Una terza parte dell’attacco contro i giornali riguarda le cause legali: fra le molte minacciate, due sono state portate avanti sin dalla campagna elettorale. La prima era contro l’emittente televisiva ABC News, con una denuncia per diffamazione: il 10 marzo 2024 il conduttore George Stephanopoulos durante un’intervista a una deputata del Partito Repubblicano aveva più volte detto che Trump era stato «condannato per stupro», quando invece è stato condannato per abuso sessuale (nel processo civile intentato dalla giornalista E. Jean Carroll). Disney, azienda proprietaria di ABC News, ha accettato di pagare 15 milioni di dollari in un patteggiamento, per evitare di andare a processo: l’accordo è stato trovato dopo le elezioni.

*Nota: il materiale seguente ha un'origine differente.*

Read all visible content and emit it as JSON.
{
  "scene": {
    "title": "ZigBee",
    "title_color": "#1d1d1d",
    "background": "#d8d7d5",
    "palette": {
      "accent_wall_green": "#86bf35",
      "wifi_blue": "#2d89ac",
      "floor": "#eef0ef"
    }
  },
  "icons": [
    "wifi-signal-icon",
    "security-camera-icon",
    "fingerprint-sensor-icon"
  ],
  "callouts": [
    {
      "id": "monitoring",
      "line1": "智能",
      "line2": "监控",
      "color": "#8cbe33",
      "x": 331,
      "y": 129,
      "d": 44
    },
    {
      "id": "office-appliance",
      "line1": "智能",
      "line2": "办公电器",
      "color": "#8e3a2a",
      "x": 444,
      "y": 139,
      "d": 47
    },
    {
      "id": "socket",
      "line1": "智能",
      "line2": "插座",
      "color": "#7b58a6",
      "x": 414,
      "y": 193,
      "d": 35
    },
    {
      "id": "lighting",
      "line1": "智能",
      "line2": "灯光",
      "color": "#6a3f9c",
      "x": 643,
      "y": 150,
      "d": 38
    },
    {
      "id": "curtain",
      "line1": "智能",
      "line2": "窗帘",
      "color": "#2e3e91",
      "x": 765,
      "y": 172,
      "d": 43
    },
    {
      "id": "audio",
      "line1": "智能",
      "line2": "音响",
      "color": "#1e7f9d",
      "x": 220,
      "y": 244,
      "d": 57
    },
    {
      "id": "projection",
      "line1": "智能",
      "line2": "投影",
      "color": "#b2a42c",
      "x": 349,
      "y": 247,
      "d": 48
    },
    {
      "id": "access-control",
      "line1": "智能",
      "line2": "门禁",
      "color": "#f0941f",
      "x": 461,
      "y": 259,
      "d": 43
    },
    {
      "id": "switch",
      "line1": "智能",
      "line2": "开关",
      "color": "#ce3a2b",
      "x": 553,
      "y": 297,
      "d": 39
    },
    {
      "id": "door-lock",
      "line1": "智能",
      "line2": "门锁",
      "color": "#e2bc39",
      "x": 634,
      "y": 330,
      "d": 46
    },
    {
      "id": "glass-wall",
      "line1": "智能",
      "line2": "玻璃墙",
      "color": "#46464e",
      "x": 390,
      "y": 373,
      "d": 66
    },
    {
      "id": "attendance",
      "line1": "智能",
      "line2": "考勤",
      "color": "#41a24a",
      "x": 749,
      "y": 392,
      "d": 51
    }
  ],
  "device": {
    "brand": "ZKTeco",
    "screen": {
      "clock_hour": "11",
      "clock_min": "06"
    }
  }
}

La seconda causa è più politica ed è giudicata decisamente più avventata: Trump sostiene da mesi che un normale lavoro di montaggio di un’intervista di CBS News a Kamala Harris sia stato una violazione deliberata delle regole del giornalismo, volta a favorire Harris alle elezioni e a danneggiare lui, tagliando parte di una sua risposta. Ha chiesto dieci milioni di dollari di risarcimento (poi aumentandoli a venti) in una causa contro Paramount Global, la grande multinazionale dei media che possiede CBS. Il lavoro di CBS e in particolare della trasmissione 60 Minutes in questo caso è stato simile a quelli di quasi tutte le redazioni che realizzano interviste televisive, e lo hanno dimostrato le trascrizioni integrali dell’intervista. Ma la causa è comunque un problema per Paramount: l’azienda ha infatti avviato un processo di fusione con un altro gruppo del settore, Skydance, soggetto ad approvazione della Commissione federale per la comunicazione.

A capo della Commissione è stato nominato Brendan Carr, agguerrito sostenitore di posizioni conservatrici e trumpiane. Carr ha espressamente dichiarato che il “caso CBS” potrebbe «essere considerato» quando si tratterà di decidere l’approvazione della fusione societaria. Principalmente per questo motivo Paramount starebbe valutando la possibilità di arrivare a un accordo di risarcimento, un’ipotesi però criticata da molti commentatori e definita da alcuni ai «limiti della corruzione».

Nei prossimi mesi l’attività della Commissione federale per la comunicazione potrebbe assumere un ruolo più rilevante che in passato, proprio in quest’ottica di contrapposizione a molti media “tradizionali”. Carr in questo mese ha già aperto indagini sulla PBS, la televisione pubblica statunitense, e sulla NPR, la radio pubblica, accusandole di mandare in onda degli spot pubblicitari, cosa che è loro vietata. Le due reti da anni accettano sponsorizzazioni dei loro programmi, definite underwriting spot, che si dovrebbero differenziare dalle pubblicità in senso stretto perché più limitate e senza inviti diretti all’acquisto. La minaccia è di bloccare il finanziamento pubblico delle due reti, che i sostenitori di Trump considerano troppo progressiste.